When I was designing Squeezey (best viewed on desktop), a budgeting app meant to help people manage impulsive buying, I added a feature that leverages the latest technology. Using Google Vision API, users could photograph something they wanted to buy and tap an AI icon. From there, the app would automatically identify the product.
I never shipped the product, because admittedly this was for my Behavior class. When it comes to projects like that, however, I employ a professional designer hat and take things seriously. Naturally, during the design process, I was asking myself so many questions to account for potential edge cases. Some go like this:
What if the AI gets it wrong? What if someone photographs a vintage coat and the app suggests a dupe?
As interaction designers, we’ve always stood between complex systems and the people who use them. AI, however, changes that role in a fundamental way. We’re no longer only shaping how people interact with technology, but also shaping how technology makes decisions about people.
With Squeezey, it would have been easy to let the AI automatically add the detected products to a wishlist. It would’ve been seamless, efficient, even delightful, but it also would’ve removed the most important part of the experience: the pause— the moment when someone decides whether they actually want something (the pause was the whole point of the app so as to prevent users from impulse buying). So instead, I added a confirmation step. The AI can suggest what it sees, but the user has to approve it. It’s a tiny bit of friction, but it’s barely noticeable. What it does, however, is that it preserves something essential: the user’s agency. That small design choice taught me something important:
Ethical design isn’t always about big warnings or dramatic constraints. Sometimes it’s about protecting a single moment of choice.

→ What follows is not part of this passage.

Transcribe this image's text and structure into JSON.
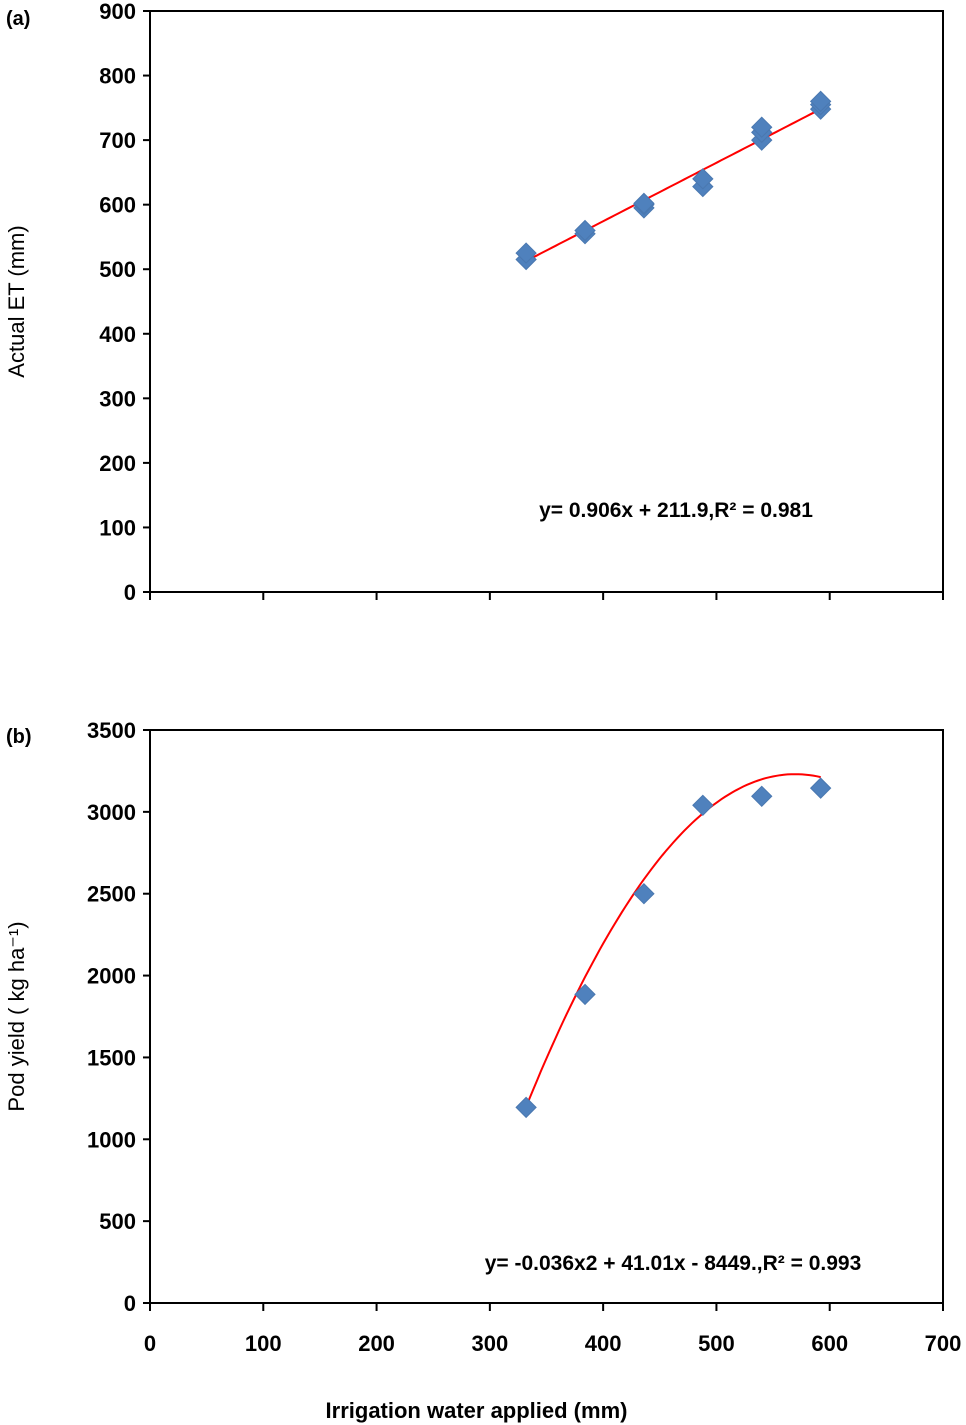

Through usability testing at CCA, I’ve learned that people can sense when something feels off, even if they can’t explain why. An example: Copywriting that sounds helpful but doesn’t clearly tell what’s happening.
AI makes this harder. When I integrated Google Vision API, I had to decide how much to reveal. Do I let the detection feel invisible, or do I acknowledge that an algorithm is involved? In the end, I chose to make it visible. The AI icon in Squeezey tells users that something algorithmic is happening during detection. It gives them a moment of awareness, and implicitly, a moment of consent.
One thing that kept bothering me, however, was the data behind the tool. Google Vision is trained on massive datasets, but those datasets reflect a very specific world: Western products, mass-market goods, and recognizable brands. What happens when someone photographs something handmade, secondhand, or culturally specific? When the AI fails, it doesn’t just fail technically. It communicates something implicitly…
My own background has made me sensitive to moments like that. Design can include more things and more people, that’s for sure. But, the other side of the coin exists: design can also exclude things and people, often without meaning to.
Designing ethically with AI means testing beyond people like ourselves. It means questioning the systems we integrate instead of assuming they’re neutral. And sometimes, it means being honest enough to say: this AI isn’t ready yet.
And yet… AI isn’t slowing down. It’s becoming part of every product, every workflow, and every interface. As designers, we can either smooth its edges and make it invisible. Most of all, we can step into a more active role. I don’t think the answer is rejecting AI, though. I think we just need to rethink what our job actually is.
We’re not just interaction designers anymore. We’re mediators between automated systems and human values.
This kind of work isn’t always comfortable. It asks us to slow down in an industry that rewards speed (and I personally hate this) and to complicate systems that promise simplicity. I think that’s exactly why our generation of designers matters. We’re the ones translating AI into lived experience, inheriting our mentors’ (or elders?) work. We decide what gets built, how it behaves, and who it serves.